Demissões de final de ano aumentam a corrida pelo seguro desemprego nos primeiros dias de 2013 em Manaus. De acordo com informações da Setrab (Secretaria de Estado do Trabalho), repassados pela Agecom (Agência de Comunicação do Estado do Amazonas), entre o dia 1 e 10 de janeiro, 5.832 trabalhadores foram autorizados a receber o benefício, número 21,4% superior a concessão de seguros de todo o mês de dezembro, quando 4.801 pessoas foram beneficiadas. Já durante todo o mês de janeiro do ano passado, o seguro desemprego foi concedido para 6.850 trabalhadores.
Em nota da Agecom, o secretário executivo da Setrab, Paulo Junior, atribuiu as demissões de dezembro, principalmente aos desligamentos das fábricas do PIM que desaceleram as atividades nos últimos meses do ano.
“As demissões geralmente acontecem com mais força em dezembro. O Polo Industrial demite mais nesse período e com isso em janeiro há essa demanda alta, até também porque o trabalhador acaba deixando para fazer isso em janeiro”, frisou.

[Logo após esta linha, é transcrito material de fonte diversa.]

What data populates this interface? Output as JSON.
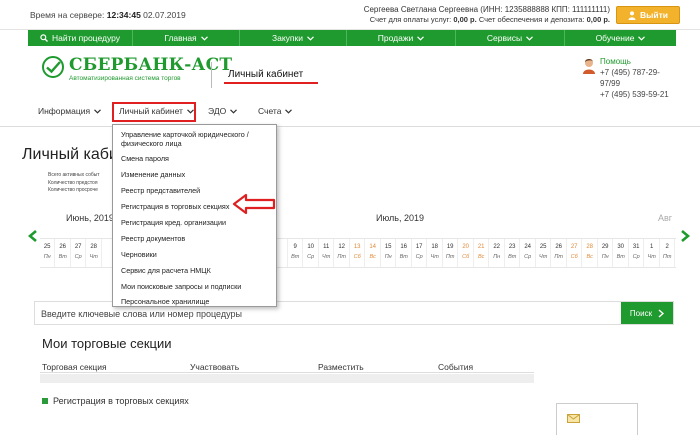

O titular da SRTE (Superintendência Regional do Trabalho e Emprego) no Amazonas, Dermilson Chagas, concorda. “Infelizmente, esse é o quadro que resulta de uma programação do próprio distrito que no ultimo mês reduz as atividades em função do seu calendário de produção somada ao cenário econômico instável que os impactou durante o ano passado”, avaliou.
Ele acrescenta que os setores de duas rodas e de eletroeletrônico são os que mais efetuam desligamentos nesta época e que a atividade industrial no PIM deve voltar a crescer a partir de março.

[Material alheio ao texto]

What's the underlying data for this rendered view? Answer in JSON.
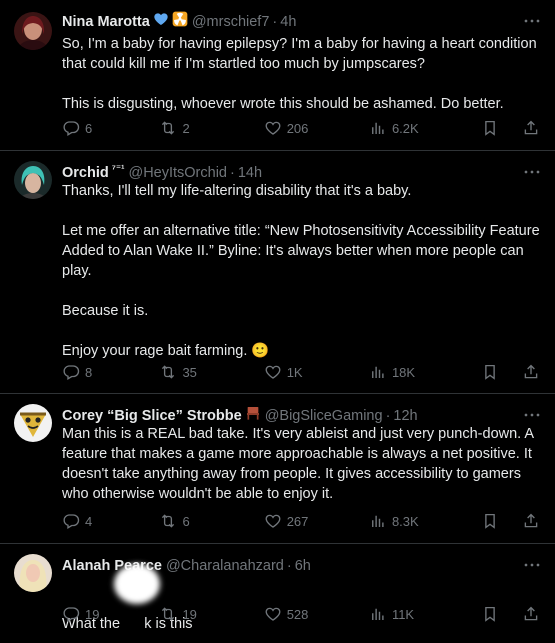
{
  "tweets": [
    {
      "name": "Nina Marotta",
      "badges": [
        "blue-heart",
        "radioactive"
      ],
      "handle": "@mrschief7",
      "time": "4h",
      "paragraphs": [
        "So, I'm a baby for having epilepsy? I'm a baby for having a heart condition that could kill me if I'm startled too much by jumpscares?",
        "This is disgusting, whoever wrote this should be ashamed. Do better."
      ],
      "replies": "6",
      "retweets": "2",
      "likes": "206",
      "views": "6.2K"
    },
    {
      "name": "Orchid",
      "name_suffix": "⁷⁼¹",
      "handle": "@HeyItsOrchid",
      "time": "14h",
      "paragraphs": [
        "Thanks, I'll tell my life-altering disability that it's a baby.",
        "Let me offer an alternative title: “New Photosensitivity Accessibility Feature Added to Alan Wake II.” Byline: It's always better when more people can play.",
        "Because it is.",
        "Enjoy your rage bait farming. 🙂"
      ],
      "replies": "8",
      "retweets": "35",
      "likes": "1K",
      "views": "18K"
    },
    {
      "name": "Corey “Big Slice” Strobbe",
      "badges": [
        "chair"
      ],
      "handle": "@BigSliceGaming",
      "time": "12h",
      "paragraphs": [
        "Man this is a REAL bad take.  It's very ableist and just very punch-down.  A feature that makes a game more approachable is always a net positive.  It doesn't take anything away from people.  It gives accessibility to gamers who otherwise wouldn't be able to enjoy it."
      ],
      "replies": "4",
      "retweets": "6",
      "likes": "267",
      "views": "8.3K"
    },
    {
      "name": "Alanah Pearce",
      "handle": "@Charalanahzard",
      "time": "6h",
      "paragraphs": [
        "What the      k is this"
      ],
      "replies": "19",
      "retweets": "19",
      "likes": "528",
      "views": "11K"
    }
  ],
  "colors": {
    "background": "#000000",
    "text": "#e7e9ea",
    "muted": "#71767b",
    "divider": "#2f3336"
  },
  "icons": [
    "reply-icon",
    "retweet-icon",
    "like-icon",
    "views-icon",
    "bookmark-icon",
    "share-icon",
    "more-icon"
  ]
}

Dados do Sindmetal-AM (Sindicato dos Metalúrgicos de Manaus) apontam que, em dezembro, 2.480 trabalhadores do PIM tiveram suas demissões homologadas, 24,74% a mais em relação ao mesmo período de 2011 e 34,92% superior no comparativo com as 1.830 demissões anotadas em novembro.

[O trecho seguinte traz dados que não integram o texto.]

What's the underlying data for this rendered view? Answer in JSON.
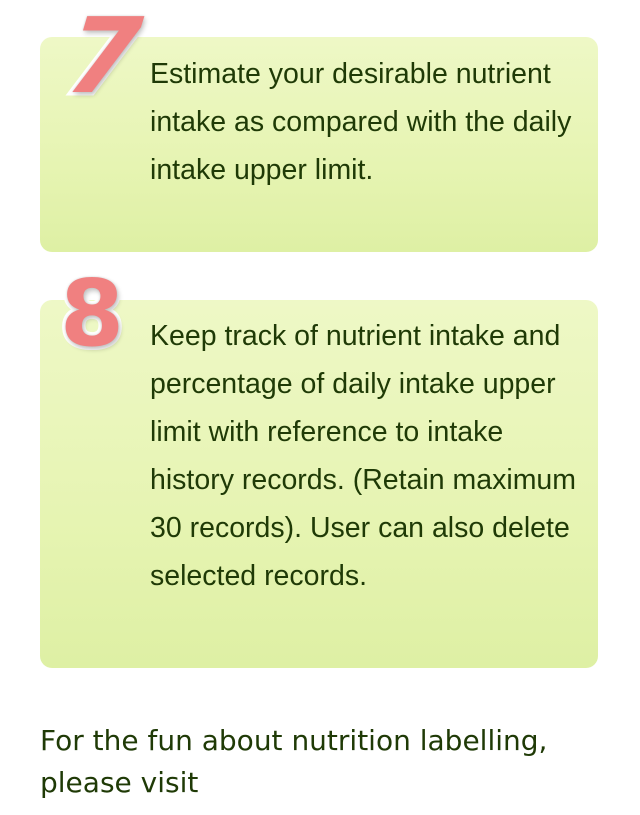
{
  "steps": [
    {
      "number": "7",
      "text": "Estimate your desirable nutrient intake as compared with the daily intake upper limit."
    },
    {
      "number": "8",
      "text": "Keep track of nutrient intake and percentage of daily intake upper limit with reference to intake history records. (Retain maximum 30 records). User can also delete selected records."
    }
  ],
  "footer": {
    "text": "For the fun about nutrition labelling, please visit"
  },
  "colors": {
    "card_background": "#e6f4b2",
    "text": "#1f3a06",
    "number_fill": "#f08080",
    "number_outline": "#ffffff"
  }
}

Quem mais dispensou funcionários foi a Samsung (-518 postos), seguida da Moto Honda (-192 postos) e da Jabil (-179 postos).
Na ocasião da divulgação dos dados, no começo de janeiro, o vice-presidente da Fieam (Federação das Indústrias do Estado do Amazonas), Nelson Azevedo ponderou que além dos demitidos é preciso considerar as contratações do período.
“O mais importante é verificar o saldo, ou seja, a diferença entre demitidos e contratados para se ter uma leitura mais próxima da realidade”, disse na época.
No entanto, o Caged (Cadastro Geral de Empregados e Desempregados), cadastro do MTE (Ministério do Trabalho e Emprego), que fornece esse dado, também indica uma retração no número de empregos na indústria. Mesmo sem os dados fechados de dezembro, em novembro, com os pedidos para o Natal entregues, o segmento eliminou 1.186 postos contra o saldo negativo de 636 vagas no mesmo período do ano anterior.
“A procura pelo benefício é um reflexo dessa situação somada ao fato de que os trabalhadores quando desligados já estavam com um alto grau de endividamento”, completou Chagas.

Mutirão

Para atender a demanda, na última sexta-feira (11), a Setrab realizou um mutirão nas sete unidades do Sine (Sistema Nacional do Emprego do Amazonas) em Manaus.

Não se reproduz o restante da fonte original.